How Much Child Support Will I Get in Washington State?

Child support in Washington State is calculated using the Washington State Child Support Schedule (WSCSS) to determine how much child support must be paid to a custodial parent each month. This schedule works a lot like an income tax table. It takes the income level of each parent into account in order to calculate a support amount that meets the needs of the child(ren). The schedule also exists to make sure that parents throughout the state either receive or pay similar amounts of support.

Child Support Obligations Are Based On Income
To determine how much a parent must pay in support, that parent’s gross income (the total amount of income before any deductions) must first be determined. The Washington State Child Support Schedule explains what should be included in the gross income. The support obligation is then calculated based on net income, which is gross income minus tax deductions and other expenses.

The following can be deducted from gross income to determine net income:

Federal income tax
Mandatory union due
State industrial insurance
Social Security and Medicare
Mandatory pension contributions
Voluntary pension contributions (in some situations)
What If The Parent Is Unemployed Or Underemployed?
Alternatively, the court can impute income to an individual – in other words, decide on an income for them – which is then used to determine the support obligation. Courts impute income when they decide that a person is voluntarily unemployed or underemployed.
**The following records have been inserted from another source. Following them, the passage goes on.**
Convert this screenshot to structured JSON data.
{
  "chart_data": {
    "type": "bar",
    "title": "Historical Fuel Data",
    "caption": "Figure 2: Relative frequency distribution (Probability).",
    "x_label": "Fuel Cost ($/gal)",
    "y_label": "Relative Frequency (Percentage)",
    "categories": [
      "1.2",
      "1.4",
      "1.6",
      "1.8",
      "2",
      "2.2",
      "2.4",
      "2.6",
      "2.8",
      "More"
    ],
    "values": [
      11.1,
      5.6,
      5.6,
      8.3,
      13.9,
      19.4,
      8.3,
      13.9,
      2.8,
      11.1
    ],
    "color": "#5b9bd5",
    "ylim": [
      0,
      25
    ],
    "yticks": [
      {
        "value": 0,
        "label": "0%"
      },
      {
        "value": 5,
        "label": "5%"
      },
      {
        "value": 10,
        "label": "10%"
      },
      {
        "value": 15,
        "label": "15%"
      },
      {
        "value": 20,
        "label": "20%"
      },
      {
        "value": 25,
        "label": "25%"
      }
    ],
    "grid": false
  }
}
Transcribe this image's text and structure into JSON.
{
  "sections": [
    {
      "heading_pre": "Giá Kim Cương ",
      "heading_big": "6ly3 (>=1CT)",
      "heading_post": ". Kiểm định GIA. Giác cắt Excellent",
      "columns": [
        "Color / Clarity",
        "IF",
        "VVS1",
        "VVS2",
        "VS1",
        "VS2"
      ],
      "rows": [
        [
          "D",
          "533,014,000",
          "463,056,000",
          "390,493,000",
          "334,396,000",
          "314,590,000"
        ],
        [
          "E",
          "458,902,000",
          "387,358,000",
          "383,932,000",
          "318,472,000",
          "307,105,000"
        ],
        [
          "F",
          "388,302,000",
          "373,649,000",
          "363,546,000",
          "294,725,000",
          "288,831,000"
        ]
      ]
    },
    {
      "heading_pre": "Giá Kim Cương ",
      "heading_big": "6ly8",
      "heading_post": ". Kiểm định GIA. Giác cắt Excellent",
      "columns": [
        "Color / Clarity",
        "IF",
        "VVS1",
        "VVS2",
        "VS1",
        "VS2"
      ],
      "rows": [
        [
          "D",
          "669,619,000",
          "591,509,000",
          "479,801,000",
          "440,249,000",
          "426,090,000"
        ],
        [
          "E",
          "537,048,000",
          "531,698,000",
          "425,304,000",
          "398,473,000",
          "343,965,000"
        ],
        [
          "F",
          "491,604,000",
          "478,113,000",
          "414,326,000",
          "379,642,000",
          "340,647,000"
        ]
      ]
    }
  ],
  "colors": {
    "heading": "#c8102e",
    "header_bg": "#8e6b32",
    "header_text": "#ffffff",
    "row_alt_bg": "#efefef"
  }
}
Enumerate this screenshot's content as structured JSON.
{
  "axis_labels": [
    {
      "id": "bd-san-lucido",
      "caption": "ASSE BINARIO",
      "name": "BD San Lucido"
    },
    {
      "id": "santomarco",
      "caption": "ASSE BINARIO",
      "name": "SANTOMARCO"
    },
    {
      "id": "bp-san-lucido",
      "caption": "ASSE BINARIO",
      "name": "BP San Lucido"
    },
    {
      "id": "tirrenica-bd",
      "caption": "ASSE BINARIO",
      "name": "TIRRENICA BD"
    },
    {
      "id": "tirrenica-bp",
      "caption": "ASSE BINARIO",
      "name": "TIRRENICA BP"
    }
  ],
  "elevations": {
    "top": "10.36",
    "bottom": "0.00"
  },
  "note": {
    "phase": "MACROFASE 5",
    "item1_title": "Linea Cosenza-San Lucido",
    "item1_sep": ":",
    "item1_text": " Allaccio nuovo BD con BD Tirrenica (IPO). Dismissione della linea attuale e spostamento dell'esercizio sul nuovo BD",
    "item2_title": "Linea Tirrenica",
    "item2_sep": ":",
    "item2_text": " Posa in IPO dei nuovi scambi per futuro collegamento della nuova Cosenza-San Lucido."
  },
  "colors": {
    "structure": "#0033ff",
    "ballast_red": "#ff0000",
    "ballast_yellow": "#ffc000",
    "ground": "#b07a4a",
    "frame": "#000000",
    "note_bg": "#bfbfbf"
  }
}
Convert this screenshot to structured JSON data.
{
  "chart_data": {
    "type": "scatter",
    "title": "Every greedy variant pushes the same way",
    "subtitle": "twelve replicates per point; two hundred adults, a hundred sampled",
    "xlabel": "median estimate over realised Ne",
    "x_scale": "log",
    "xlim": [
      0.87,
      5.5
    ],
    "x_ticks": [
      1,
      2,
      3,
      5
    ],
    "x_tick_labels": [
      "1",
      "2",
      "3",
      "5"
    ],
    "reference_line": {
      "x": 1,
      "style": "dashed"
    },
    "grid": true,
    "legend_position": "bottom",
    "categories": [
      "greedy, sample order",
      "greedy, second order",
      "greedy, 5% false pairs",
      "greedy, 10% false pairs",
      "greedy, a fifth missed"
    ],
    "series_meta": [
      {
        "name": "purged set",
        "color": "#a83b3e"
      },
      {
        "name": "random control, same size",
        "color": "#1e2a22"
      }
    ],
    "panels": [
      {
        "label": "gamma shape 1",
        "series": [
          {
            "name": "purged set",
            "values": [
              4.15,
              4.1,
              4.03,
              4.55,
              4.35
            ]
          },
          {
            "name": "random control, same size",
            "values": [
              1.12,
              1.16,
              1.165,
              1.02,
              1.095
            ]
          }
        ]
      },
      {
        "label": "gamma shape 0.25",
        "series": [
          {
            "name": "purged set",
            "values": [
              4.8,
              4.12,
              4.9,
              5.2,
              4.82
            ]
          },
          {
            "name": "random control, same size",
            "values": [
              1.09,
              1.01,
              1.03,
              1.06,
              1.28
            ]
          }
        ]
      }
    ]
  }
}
The court imputes income based on the following information in this order:

Full-time earnings at current rate of pay
Full-time earnings at historical rate of pay
Full-time earnings at a part rate of pay (where information is irregular or incomplete)
Full-time earnings at minimum wage
If none of the above information is available, the court will use the median income for a person of the same age and gender – which could end up being more than the person actually makes.

What If The Parent Can’t Pay?
If a parent cannot afford to pay the amount determined using the table, the court can lower the basic obligation. For example, an obligation may be decreased if it would put that parent below federal poverty guidelines, or if the amount of support would exceed 45 percent of that parent’s net income.

The court can also deviate from the standard and raise or lower the obligation for a variety of other reasons – for example, if the child has special needs or if a parent also has other children to support.